Suppose you maintain salary information as REAL type data in the EMPLOYEE table. You want to make some manipulations on that data that SQL is not well-equipped to perform, but your host language is. You can cast the data into a form the host language can accept, operate on it at the host level, and then cast the result back to a form acceptable to the SQL database.

SELECT CAST(Salary AS CHAR (10)) INTO :salary_var

FROM EMPLOYEE

WHERE EmpID = :emp_id_var ;

That puts the salary value where the host language can grab it, and in a form that the host language understands. After the host language is finished operating on the data item, it can return to the SQL database via a similar path:

UPDATE EMPLOYEE

SET Salary = CAST(:salary_var AS DECIMAL(10,2))

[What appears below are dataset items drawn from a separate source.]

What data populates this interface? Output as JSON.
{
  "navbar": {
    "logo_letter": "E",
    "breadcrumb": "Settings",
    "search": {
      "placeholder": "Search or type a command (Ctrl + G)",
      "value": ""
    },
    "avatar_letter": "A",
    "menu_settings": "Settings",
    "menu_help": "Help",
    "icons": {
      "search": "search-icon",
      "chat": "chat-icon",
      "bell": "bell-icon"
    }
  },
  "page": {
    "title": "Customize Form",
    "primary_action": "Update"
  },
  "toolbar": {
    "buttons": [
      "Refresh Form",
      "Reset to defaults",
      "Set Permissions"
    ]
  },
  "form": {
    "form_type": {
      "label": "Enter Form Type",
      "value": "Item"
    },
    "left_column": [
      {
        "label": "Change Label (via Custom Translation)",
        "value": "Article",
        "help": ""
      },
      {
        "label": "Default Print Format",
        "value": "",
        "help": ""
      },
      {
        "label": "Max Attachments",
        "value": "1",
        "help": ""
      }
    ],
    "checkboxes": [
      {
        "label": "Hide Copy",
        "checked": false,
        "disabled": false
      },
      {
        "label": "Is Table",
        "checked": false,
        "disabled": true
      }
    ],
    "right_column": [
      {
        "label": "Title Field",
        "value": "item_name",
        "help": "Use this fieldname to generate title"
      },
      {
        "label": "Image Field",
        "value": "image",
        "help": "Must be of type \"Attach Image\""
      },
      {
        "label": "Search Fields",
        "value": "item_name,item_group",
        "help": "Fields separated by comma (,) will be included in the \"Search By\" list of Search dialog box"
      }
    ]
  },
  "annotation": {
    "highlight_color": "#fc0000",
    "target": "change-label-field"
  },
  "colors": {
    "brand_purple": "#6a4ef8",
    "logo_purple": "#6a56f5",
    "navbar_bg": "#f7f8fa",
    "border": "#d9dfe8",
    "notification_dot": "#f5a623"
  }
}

WHERE EmpID = :emp_id_var ;

In addition to these conversions, you can do a number of other conversions, including the following:

  • Any numeric type to any other numeric type
  • Any exact numeric type to a single-component interval, such as INTERVAL DAY
  • Any DATE to a TIMESTAMP
  • Any TIME to a TIME with a different fractional seconds precision or a TIMESTAMP
  • Any TIMESTAMP to a DATE, a TIME, or a TIMESTAMP with a different fractional seconds precision
  • Any year-month INTERVAL to an exact numeric type
  • Any day-time INTERVAL to an exact numeric type
  • Any character string to any other type, where the data makes sense
  • Any bit string to a character string
  • A Boolean to a character string

Row value expressions

Row value expressions (as distinct from mere row values, which are covered at the beginning of this chapter) enable you to deal with the data in an entire table row or a subset of a row. The other expressions that I’ve shown deal only with a single field in a row at a time. Row value expressions are useful for adding new data to a table a row at a time, or to specify the retrieval of multiple fields from a table row. Here’s an example of a row value expression used to enter a new row of data to a table:

INSERT INTO CERTIFICATIONS

(CertificationNo, CertName, MechanicID, Expires)

VALUES

(1, 'V8 Engines', 34, 2021-07-31) ;

One advantage of using row value expressions is that many SQL implementations can process them faster than the equivalent one-field-at-a-time operations. This could make a significant difference in performance at runtime.